Il cessa aussitôt de rire pour faire un pas vers moi, ce qui mit ses gardiens sur le qui-vive.

— Et je t’ai conseillé de ne pas me mentir. Tu es venue ici pour une raison précise et je veux la connaître.

— Rose ? Est-ce que tu peux venir ?

C’était la voix de Viktoria qui venait de résonner dans la nuit, du côté de la maison des Belikov. En jetant un coup d’œil par-dessus mon épaule, je la vis qui me guettait depuis le perron. Tout à coup, j’eus une envie folle d’échapper à Abe.

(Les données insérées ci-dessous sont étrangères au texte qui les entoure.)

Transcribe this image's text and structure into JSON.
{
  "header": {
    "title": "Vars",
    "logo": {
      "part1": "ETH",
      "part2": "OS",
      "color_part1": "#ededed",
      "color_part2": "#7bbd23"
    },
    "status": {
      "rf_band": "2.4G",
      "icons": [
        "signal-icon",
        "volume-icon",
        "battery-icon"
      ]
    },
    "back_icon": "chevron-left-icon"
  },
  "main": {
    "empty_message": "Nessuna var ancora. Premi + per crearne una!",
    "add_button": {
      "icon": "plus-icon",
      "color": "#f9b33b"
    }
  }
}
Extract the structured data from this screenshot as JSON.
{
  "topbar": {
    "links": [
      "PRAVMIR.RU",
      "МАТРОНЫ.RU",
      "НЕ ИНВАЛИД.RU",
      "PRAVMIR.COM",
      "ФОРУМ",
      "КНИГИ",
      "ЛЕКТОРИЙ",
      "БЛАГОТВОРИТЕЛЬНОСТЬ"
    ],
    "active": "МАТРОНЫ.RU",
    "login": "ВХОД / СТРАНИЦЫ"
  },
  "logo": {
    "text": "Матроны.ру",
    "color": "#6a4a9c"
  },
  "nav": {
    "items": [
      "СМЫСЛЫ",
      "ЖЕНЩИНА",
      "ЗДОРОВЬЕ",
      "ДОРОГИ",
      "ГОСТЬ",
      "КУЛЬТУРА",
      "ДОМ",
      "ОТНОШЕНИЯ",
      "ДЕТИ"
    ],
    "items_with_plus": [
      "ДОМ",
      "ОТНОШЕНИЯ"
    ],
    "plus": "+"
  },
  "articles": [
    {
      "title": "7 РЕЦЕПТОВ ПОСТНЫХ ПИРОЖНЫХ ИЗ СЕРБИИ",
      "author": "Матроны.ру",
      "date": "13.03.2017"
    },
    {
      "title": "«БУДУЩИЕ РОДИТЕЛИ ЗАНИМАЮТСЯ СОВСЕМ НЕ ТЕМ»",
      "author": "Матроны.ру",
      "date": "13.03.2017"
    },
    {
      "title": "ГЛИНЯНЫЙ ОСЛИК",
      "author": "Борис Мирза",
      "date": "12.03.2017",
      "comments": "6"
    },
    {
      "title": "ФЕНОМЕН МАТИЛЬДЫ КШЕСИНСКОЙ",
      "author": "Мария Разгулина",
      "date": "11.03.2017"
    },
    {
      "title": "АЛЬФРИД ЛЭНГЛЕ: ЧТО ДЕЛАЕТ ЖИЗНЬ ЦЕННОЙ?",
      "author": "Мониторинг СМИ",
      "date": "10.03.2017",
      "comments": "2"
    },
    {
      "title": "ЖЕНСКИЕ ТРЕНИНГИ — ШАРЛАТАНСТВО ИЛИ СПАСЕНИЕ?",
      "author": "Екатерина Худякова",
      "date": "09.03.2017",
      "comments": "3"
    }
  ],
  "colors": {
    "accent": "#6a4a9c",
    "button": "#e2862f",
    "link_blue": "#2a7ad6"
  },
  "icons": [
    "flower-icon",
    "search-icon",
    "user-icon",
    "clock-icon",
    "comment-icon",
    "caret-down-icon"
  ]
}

Son visage jovial dissimulait un danger mortel et je refusais de passer une minute de plus en sa compagnie. Je bondis sur mes pieds et commençai à marcher vers la maison en craignant un peu que ses gardiens ne m’enlèvent, en dépit de ses belles paroles. Les deux hommes me suivirent des yeux sans esquisser le moindre geste et l’étrange sourire d’Abe réapparut.

— Je suis désolée de ne pouvoir rester bavarder davantage avec vous ! lui lançai-je.

— Ce n’est pas grave, répondit-il, magnanime. Nous trouverons le temps un autre jour.

— Ça m’étonnerait, ripostai-je. (En l’entendant éclater de rire, je m’empressai de suivre Viktoria à l’intérieur de la maison et ne me sentis vraiment en sécurité qu’après en avoir refermé la porte.) Je n’aime vraiment pas ce type, grommelai-je.

— Abe ? s’étonna Viktoria. Je vous croyais amis.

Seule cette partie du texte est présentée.